Evaluation of protection conferred by immunization with PNPs@M-Ep167-193
A total of 15 mice were immunized with PBS, PNPs@M, Ep167-193 or PNPs@M-Ep167-193 as described above. Seven days after the last immunization, the mice in each group were intratracheally injected with a sublethal dose of PA XN-1 (1.3 × 106 CFU/mouse). Then, the infection was scored according to the breathing, piloerection, movement, nasal secretion and posture of the mice as described previously . The global score was recorded as unaffected (0–1), slightly affected (2–4), moderately affected (5–7), or severely affected (8–10). Mouse body weights were recorded every 24 h for 10 days.

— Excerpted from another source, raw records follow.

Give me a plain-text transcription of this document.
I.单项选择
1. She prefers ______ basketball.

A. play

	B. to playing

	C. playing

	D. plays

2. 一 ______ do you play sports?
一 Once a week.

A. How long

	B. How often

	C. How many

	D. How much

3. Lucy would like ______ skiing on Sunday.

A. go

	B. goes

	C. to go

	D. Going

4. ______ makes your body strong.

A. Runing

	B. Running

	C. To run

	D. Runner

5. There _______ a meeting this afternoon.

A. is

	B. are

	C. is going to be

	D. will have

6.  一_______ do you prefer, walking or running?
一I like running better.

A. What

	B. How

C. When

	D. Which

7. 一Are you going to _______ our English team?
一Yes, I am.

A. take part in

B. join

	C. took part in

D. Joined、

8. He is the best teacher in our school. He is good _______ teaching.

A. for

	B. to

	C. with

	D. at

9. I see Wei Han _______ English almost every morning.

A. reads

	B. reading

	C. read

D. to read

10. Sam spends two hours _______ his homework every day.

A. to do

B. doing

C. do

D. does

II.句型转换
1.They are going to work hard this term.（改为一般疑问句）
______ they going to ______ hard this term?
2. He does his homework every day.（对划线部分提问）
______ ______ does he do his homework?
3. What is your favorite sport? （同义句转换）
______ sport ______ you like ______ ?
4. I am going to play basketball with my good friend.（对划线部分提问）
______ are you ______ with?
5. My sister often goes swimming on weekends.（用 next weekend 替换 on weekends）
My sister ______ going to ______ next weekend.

The lungs of the mice were collected 24 h after the challenge and homogenized in 1 ml of sterilized PBS. Homogenates were serially diluted, plated on LB agar plates, and incubated overnight at 37 °C. Counts of viable PA XN-1 were determined by counting the colonies on the agar plates. Additionally, homogenates collected as described above were centrifuged, and the supernatants were used for cytokine analysis. The levels of TNF-α, IL-1β, IL-6 and IL-12 were measured using a Mouse ELISA Kit (Dakewei) according to the manufacturer’s instructions.
Twenty-four hours after the sublethal challenge, the lungs from mice in different groups were collected and fixed with 4% paraformaldehyde. Then, the samples were paraffin-embedded and cut into 4 μm section slices. The slices were stained with hematoxylin and eosin (HE) and viewed by light microscopy at 400×magnification. Each section was given disease scores in terms of the states of hemorrhage, edema, hyperemia, neutrophil infiltration, and destruction of bronchi structure by a pathologist in a blinded fashion according to a previously reported method . Each state was scored from 0 to 2 (0 = none, 2 = severe), and the final score of each section was the sum of the scores from the five states.
Data are shown as the mean ± standard error (SE). The significance of the differences was determined by unpaired parametric test (Student’s t test for two groups or one-way ANOVA for more than three groups). Bacterial burden was analyzed by the nonparametric Mann–Whitney test. IBM SPSS Statistics version 19.0 software (IBM Corp., Armonk, US) and Prism 8.0 software (GraphPad, US) were used to analyze the data. Significance was accepted when P < 0.05.